Anleger sollten auch bei grünen Investments vorsichtig sein und Anlagekonzepte genau prüfen. Nepper agieren gerne sehr im Trend des Zeitgeistes. Denn hier sind die Widerstände im Markt geringer. Daher entwickeln sich seit Monaten immer neue absurde Anlagen. Verbraucher sollten vorsichtig sein. Oft gilt: Hört sich gut an, ist aber nix.

WaldSparBuch

Die Verbraucherzentrale Sachsen weist auf die Risiken eines „WaldSparBuch“ hin. Bei dieser Anlegeform fehle es an der Einlagensicherung. Zudem ist das versprochene Anlagekonzept schon für sich genommen eher dubios: Ab 3.250 Euro auf einem „WaldSparBuch“ helfe man, ein Stück ehemaliges Weideland in Panama aufzuforsten und erhalte eine ordentliche Rendite. Forest Finance verheiße unter dem Slogan „Mit Sicherheit in Edelholz investieren“ bis zu 9 Prozent erhalte man durch den Verkauf von geschlagenem Holz – bei einer Laufzeit von 25 Jahren. Die Verbraucherschützer fragen sich, was alles schief gehen kann bei diesem Investment.

 EEG-Ivestments

Da werden schon mal Fördertöpfe missbraucht, um Anleger in fragwürdige Investments zu locken. Denn die staatlichen Garantien für Strompreise nach dem Erneuerbaren-Energien-Gesetz (EEG) sind zum einen politisch umstritten und ohnehin auf dem Rückmarsch. Zum anderen hilft dieser subventionierte Preis nicht, wenn Geschäftemacher zwischen Anleger und Strompreiszahler sich selbst als Kostentreiber setzen.

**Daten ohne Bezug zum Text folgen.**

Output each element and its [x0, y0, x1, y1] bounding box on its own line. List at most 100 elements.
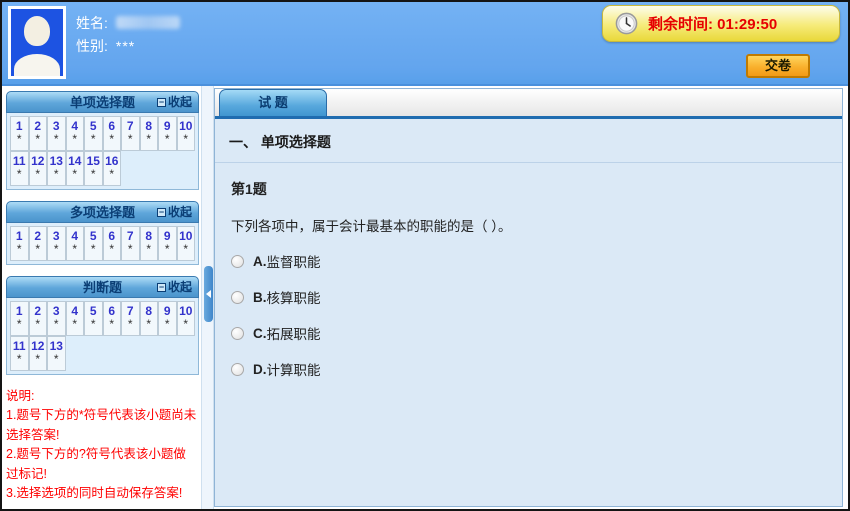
question-cell-mark: *: [90, 317, 96, 331]
question-cell[interactable]: 11 *: [10, 336, 29, 371]
question-cell-mark: *: [35, 132, 41, 146]
option-radio[interactable]: [231, 326, 244, 340]
option-letter: B.: [253, 289, 267, 305]
instruction-line: 说明:: [6, 389, 35, 403]
question-cell-mark: *: [72, 167, 78, 181]
question-cell[interactable]: 10 *: [176, 301, 195, 336]
question-cell-mark: *: [90, 132, 96, 146]
question-cell[interactable]: 7 *: [121, 226, 140, 261]
question-cell-mark: *: [16, 317, 22, 331]
question-cell-mark: *: [109, 167, 115, 181]
option-text: 监督职能: [266, 255, 321, 270]
question-cell[interactable]: 8 *: [139, 301, 158, 336]
answer-option[interactable]: B. 核算职能: [231, 287, 826, 307]
option-radio[interactable]: [231, 254, 244, 268]
gender-row: 性别: ***: [76, 34, 180, 57]
question-cell[interactable]: 7 *: [121, 116, 140, 151]
candidate-photo: [8, 6, 66, 79]
question-cell-mark: *: [53, 317, 59, 331]
answer-option[interactable]: C. 拓展职能: [231, 323, 826, 343]
question-cell[interactable]: 4 *: [65, 301, 84, 336]
collapse-minus-icon: −: [156, 207, 166, 217]
answer-option[interactable]: D. 计算职能: [231, 359, 826, 379]
question-cell[interactable]: 4 *: [65, 116, 84, 151]
question-cell[interactable]: 5 *: [84, 226, 103, 261]
question-cell[interactable]: 2 *: [28, 116, 47, 151]
question-panel: 多项选择题 − 收起 1 * 2 * 3 * 4 * 5 * 6 * 7 * 8 * 9 * 10 *: [6, 201, 199, 265]
question-cell-mark: *: [127, 132, 133, 146]
question-cell[interactable]: 1 *: [10, 116, 29, 151]
question-cell-mark: *: [72, 132, 78, 146]
question-cell-mark: *: [72, 317, 78, 331]
option-text: 计算职能: [266, 363, 321, 378]
question-cell[interactable]: 9 *: [158, 226, 177, 261]
question-number-label: 第1题: [231, 181, 267, 197]
main-panel: 试 题 一、 单项选择题 第1题 下列各项中，属于会计最基本的职能的是（ ）。 …: [214, 88, 843, 507]
question-cell[interactable]: 8 *: [139, 116, 158, 151]
question-cell[interactable]: 12 *: [28, 151, 47, 186]
question-cell[interactable]: 3 *: [47, 226, 66, 261]
question-cell[interactable]: 12 *: [28, 336, 47, 371]
sidebar-splitter: [201, 86, 214, 509]
question-cell[interactable]: 14 *: [65, 151, 84, 186]
question-cell-mark: *: [127, 317, 133, 331]
question-cell[interactable]: 3 *: [47, 301, 66, 336]
question-cell-mark: *: [35, 167, 41, 181]
question-cell[interactable]: 10 *: [176, 226, 195, 261]
question-cell[interactable]: 9 *: [158, 301, 177, 336]
sidebar: 单项选择题 − 收起 1 * 2 * 3 * 4 * 5 * 6 * 7 * 8 * 9 * 10 * 11 * 12 * 13 * 14…: [2, 86, 201, 509]
question-cell[interactable]: 13 *: [47, 336, 66, 371]
gender-value: ***: [115, 37, 136, 54]
question-cell-mark: *: [16, 167, 22, 181]
question-cell[interactable]: 11 *: [10, 151, 29, 186]
option-text: 核算职能: [266, 291, 321, 306]
panel-body: 1 * 2 * 3 * 4 * 5 * 6 * 7 * 8 * 9 * 10 *: [6, 223, 199, 265]
question-cell[interactable]: 1 *: [10, 226, 29, 261]
question-cell[interactable]: 7 *: [121, 301, 140, 336]
answer-option[interactable]: A. 监督职能: [231, 251, 826, 271]
question-cell[interactable]: 4 *: [65, 226, 84, 261]
collapse-button[interactable]: − 收起: [156, 92, 192, 113]
question-cell[interactable]: 9 *: [158, 116, 177, 151]
question-cell-mark: *: [35, 242, 41, 256]
question-cell[interactable]: 5 *: [84, 116, 103, 151]
question-cell[interactable]: 6 *: [102, 116, 121, 151]
question-cell[interactable]: 3 *: [47, 116, 66, 151]
option-letter: A.: [253, 253, 267, 269]
collapse-button[interactable]: − 收起: [156, 202, 192, 223]
question-cell[interactable]: 6 *: [102, 226, 121, 261]
option-radio[interactable]: [231, 362, 244, 376]
panel-body: 1 * 2 * 3 * 4 * 5 * 6 * 7 * 8 * 9 * 10 * 11 * 12 * 13 *: [6, 298, 199, 375]
question-cell-mark: *: [16, 132, 22, 146]
question-cell-mark: *: [53, 352, 59, 366]
question-cell[interactable]: 5 *: [84, 301, 103, 336]
question-cell[interactable]: 16 *: [102, 151, 121, 186]
question-cell[interactable]: 2 *: [28, 301, 47, 336]
question-cell-mark: *: [127, 242, 133, 256]
question-cell[interactable]: 2 *: [28, 226, 47, 261]
chevron-left-icon: [206, 290, 211, 298]
question-cell-mark: *: [72, 242, 78, 256]
panel-title: 判断题: [82, 280, 122, 295]
submit-button[interactable]: 交卷: [746, 54, 810, 78]
timer-text: 剩余时间: 01:29:50: [648, 13, 777, 34]
name-label: 姓名:: [76, 14, 108, 31]
collapse-button[interactable]: − 收起: [156, 277, 192, 298]
question-cell[interactable]: 15 *: [84, 151, 103, 186]
clock-icon: [615, 12, 638, 35]
question-cell-mark: *: [35, 352, 41, 366]
timer-label: 剩余时间:: [648, 16, 713, 33]
option-radio[interactable]: [231, 290, 244, 304]
name-row: 姓名:: [76, 11, 180, 34]
question-cell[interactable]: 13 *: [47, 151, 66, 186]
panel-header: 单项选择题 − 收起: [6, 91, 199, 113]
tab-questions[interactable]: 试 题: [219, 89, 327, 116]
question-cell[interactable]: 8 *: [139, 226, 158, 261]
question-cell[interactable]: 6 *: [102, 301, 121, 336]
collapse-label: 收起: [167, 280, 192, 294]
question-cell[interactable]: 10 *: [176, 116, 195, 151]
option-letter: D.: [253, 361, 267, 377]
question-cell-mark: *: [109, 132, 115, 146]
collapse-sidebar-handle[interactable]: [204, 266, 213, 322]
question-cell[interactable]: 1 *: [10, 301, 29, 336]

Der Rahm wird dann mit hoher Wahrscheinlichkeit von den Gesellschaften abgeschöpft. Völlig unbeachtet ist bei der Geldanlage in sauberen Strom meist, dass die Technik wartungsintensiv sein kann und das geht natürlich zu Lasten der Rendite.

Die Schachtel

Ganz andere Gefahren drohen Anlegern bei Schachtel-Konstruktionen von Unternehmen. Der Verdacht liegt nahe, dass hier durch Zwischenschalten der Schachtel-Gesellschaften Verbraucherschutzrechte umgangen werden sollen. Neu ist der Trick mit Genossenschaften. Hier wird unter dem Deckmantel von einer an sich vernünftigen Rechtsform das Geschäft betrieben. Anleger sollten aufpassen, warum das so und wieso in manchen Fällen so viele Gesellschaften geschaltet wurden. Es könnte daran liegen, dass die Initiatoren sich Lücken im Gesetz nutzbar machen wollten. Dadurch vermeiden die Initiatoren gerne Auflagen des Gesetzgebers über Informationspflichten bei der Geschäftsanbahnung.

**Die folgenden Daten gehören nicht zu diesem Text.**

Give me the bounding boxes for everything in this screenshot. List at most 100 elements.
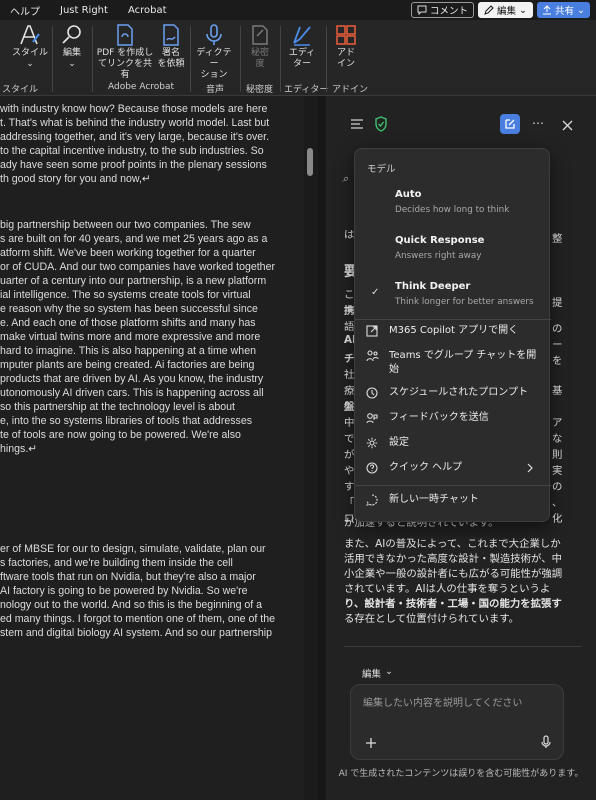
- document-canvas[interactable]: with industry know how? Because those mo…: [0, 96, 304, 800]
- dictate-button[interactable]: ディクテー ション: [194, 22, 234, 81]
- copilot-options-menu: モデル Auto Decides how long to think Quick…: [354, 148, 551, 522]
- response-fragment-char: 盤: [344, 401, 355, 413]
- composer-placeholder[interactable]: 編集したい内容を説明してください: [363, 697, 523, 711]
- gear-icon: [366, 437, 378, 449]
- response-fragment-char: ア: [552, 417, 563, 429]
- prompt-composer[interactable]: 編集したい内容を説明してください: [350, 684, 564, 760]
- menu-separator: [355, 485, 551, 486]
- ai-disclaimer: AI で生成されたコンテンツは誤りを含む可能性があります。: [338, 769, 584, 779]
- menu-item-label: 新しい一時チャット: [389, 494, 479, 505]
- sign-label-2: を依頼: [157, 59, 185, 69]
- chevron-down-icon: ⌄: [519, 4, 528, 16]
- document-line: to the capital incentive industry, to th…: [0, 145, 264, 157]
- group-style-label: スタイル: [2, 85, 39, 95]
- more-options-icon[interactable]: ⋯: [532, 116, 544, 130]
- model-option-quick-response[interactable]: Quick Response Answers right away: [395, 235, 545, 261]
- comment-button[interactable]: コメント: [411, 2, 475, 18]
- menu-item-open-app[interactable]: M365 Copilot アプリで開く: [355, 324, 551, 338]
- copy-icon[interactable]: ⌕: [342, 172, 348, 186]
- new-chat-button[interactable]: [500, 114, 520, 134]
- feedback-icon: [366, 413, 378, 424]
- document-line: ady have seen some proof points in the p…: [0, 159, 267, 171]
- response-paragraph-2-line-1: また、AIの普及によって、これまで大企業しか: [344, 538, 561, 550]
- ribbon-separator: [326, 26, 327, 92]
- document-line: e reason why the so system has been succ…: [0, 303, 258, 315]
- copilot-header: ⋯: [326, 96, 596, 156]
- editor-button[interactable]: エディ ター: [284, 22, 320, 70]
- response-fragment-char: 則: [552, 449, 563, 461]
- menu-item-quick-help[interactable]: クイック ヘルプ: [355, 461, 551, 475]
- menu-icon[interactable]: [350, 118, 364, 130]
- pdf-share-button[interactable]: PDF を作成し てリンクを共有: [96, 22, 154, 81]
- menu-item-scheduled-prompts[interactable]: スケジュールされたプロンプト: [355, 386, 551, 400]
- shield-check-icon: [375, 116, 387, 132]
- group-editor-label: エディター: [284, 85, 329, 95]
- document-line: big partnership between our two companie…: [0, 219, 251, 231]
- microphone-icon[interactable]: [541, 735, 551, 749]
- edit-mode-button[interactable]: 編集 ⌄: [478, 2, 534, 18]
- chevron-down-icon: ⌄: [68, 59, 76, 69]
- ribbon-separator: [280, 26, 281, 92]
- addins-button[interactable]: アド イン: [330, 22, 362, 70]
- menu-item-temporary-chat[interactable]: 新しい一時チャット: [355, 493, 551, 507]
- editing-button[interactable]: 編集 ⌄: [56, 22, 88, 70]
- document-line: s are built on for 40 years, and we met …: [0, 233, 268, 245]
- document-scrollbar[interactable]: [304, 96, 318, 800]
- clock-icon: [366, 387, 378, 399]
- ribbon-separator: [240, 26, 241, 92]
- document-line: s factories, and we're building them ins…: [0, 557, 233, 569]
- model-option-description: Answers right away: [395, 251, 482, 261]
- request-signature-button[interactable]: 署名 を依頼: [156, 22, 186, 70]
- editor-label-2: ター: [292, 59, 311, 69]
- pane-splitter[interactable]: [318, 96, 326, 800]
- menu-item-settings[interactable]: 設定: [355, 436, 551, 450]
- document-line: products that are driven by AI. As you k…: [0, 373, 264, 385]
- menu-just-right[interactable]: Just Right: [50, 5, 118, 16]
- response-fragment-char: チ: [344, 353, 355, 365]
- response-fragment-char: の: [552, 481, 563, 493]
- document-line: te of tools are now going to be powered.…: [0, 429, 241, 441]
- response-fragment-char: の: [552, 323, 563, 335]
- sensitivity-button[interactable]: 秘密 度: [244, 22, 276, 70]
- menu-item-teams-chat[interactable]: Teams でグループ チャットを開始: [355, 349, 551, 377]
- group-sensitivity-label: 秘密度: [246, 85, 274, 95]
- model-option-auto[interactable]: Auto Decides how long to think: [395, 189, 545, 215]
- close-icon[interactable]: [562, 120, 573, 131]
- model-option-think-deeper[interactable]: Think Deeper Think longer for better ans…: [395, 281, 545, 307]
- document-line: stem and digital biology AI system. And …: [0, 627, 273, 639]
- response-fragment-char: を: [552, 355, 563, 367]
- menu-help[interactable]: ヘルプ: [0, 3, 50, 18]
- response-fragment-char: は: [344, 229, 355, 241]
- response-divider: [344, 646, 582, 647]
- temporary-chat-icon: [366, 494, 378, 506]
- ribbon-separator: [92, 26, 93, 92]
- response-paragraph-2-line-5: り、設計者・技術者・工場・国の能力を拡張す: [344, 598, 562, 610]
- document-line: uarter of a century into our partnership…: [0, 275, 267, 287]
- chevron-down-icon: ⌄: [577, 4, 585, 16]
- document-scrollbar-thumb[interactable]: [307, 148, 313, 176]
- add-icon[interactable]: [365, 737, 377, 749]
- response-fragment-char: が: [344, 449, 355, 461]
- open-app-icon: [366, 325, 378, 337]
- menu-item-label: スケジュールされたプロンプト: [389, 387, 528, 398]
- document-line: nology out to the world. And so this is …: [0, 599, 263, 611]
- menu-acrobat[interactable]: Acrobat: [118, 5, 177, 16]
- response-fragment-char: 実: [552, 465, 563, 477]
- edit-mode-dropdown[interactable]: 編集 ⌄: [362, 666, 393, 680]
- model-option-title: Think Deeper: [395, 281, 471, 292]
- document-line: mputer plants are being created. Ai fact…: [0, 359, 255, 371]
- help-icon: [366, 462, 378, 474]
- styles-button[interactable]: スタイル ⌄: [12, 22, 48, 70]
- share-button[interactable]: 共有 ⌄: [537, 2, 590, 18]
- response-fragment-char: 、: [552, 497, 563, 509]
- menu-item-feedback[interactable]: フィードバックを送信: [355, 411, 551, 425]
- response-fragment-char: 中: [344, 417, 355, 429]
- response-fragment-char: 療: [344, 385, 355, 397]
- menu-separator: [355, 319, 551, 320]
- response-paragraph-2-line-3: 小企業や一般の設計者にも広がる可能性が強調: [344, 568, 563, 580]
- addins-label-1: アド: [336, 48, 355, 58]
- menu-item-label: 設定: [389, 437, 409, 448]
- document-line: hings.↵: [0, 443, 38, 455]
- chevron-down-icon: ⌄: [385, 666, 393, 677]
- response-fragment-char: 語: [344, 321, 355, 333]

Manche Investments nutzen auch Konzepte wie Lesing-Back-Kaufverträge, um Vertriebsvorschriften zum Schutz bei Kapitalanlagen zu umgehen. Es handelt sich dann zwar aus Sicht des Anlegers um ein Investment, aber der Anleger fährt dann sozusagen unter dem Radar mit und erwirbt Genussrechte oder eine Beteiligung. Die zwischengeschaltete ausländische Gesellschaft – meist in der Haftung stark limitiert – kann während der Laufzeit in Konkurs gehen und dann ist das Geld weg.

Mein Tipp: Anleger sollte Klarheit bei den Investments bevorzugen. Fragen Sie immer nach der zugrundeliegenden Logik für Abweichungen von der Norm. Dann klappt es auch mit dem alternativen Investment.

Artikelbild: Wiki Commons. Creative Commons Lizenz 2.5 US-amerikanisch (nicht portiert). Wing-Chi Poon.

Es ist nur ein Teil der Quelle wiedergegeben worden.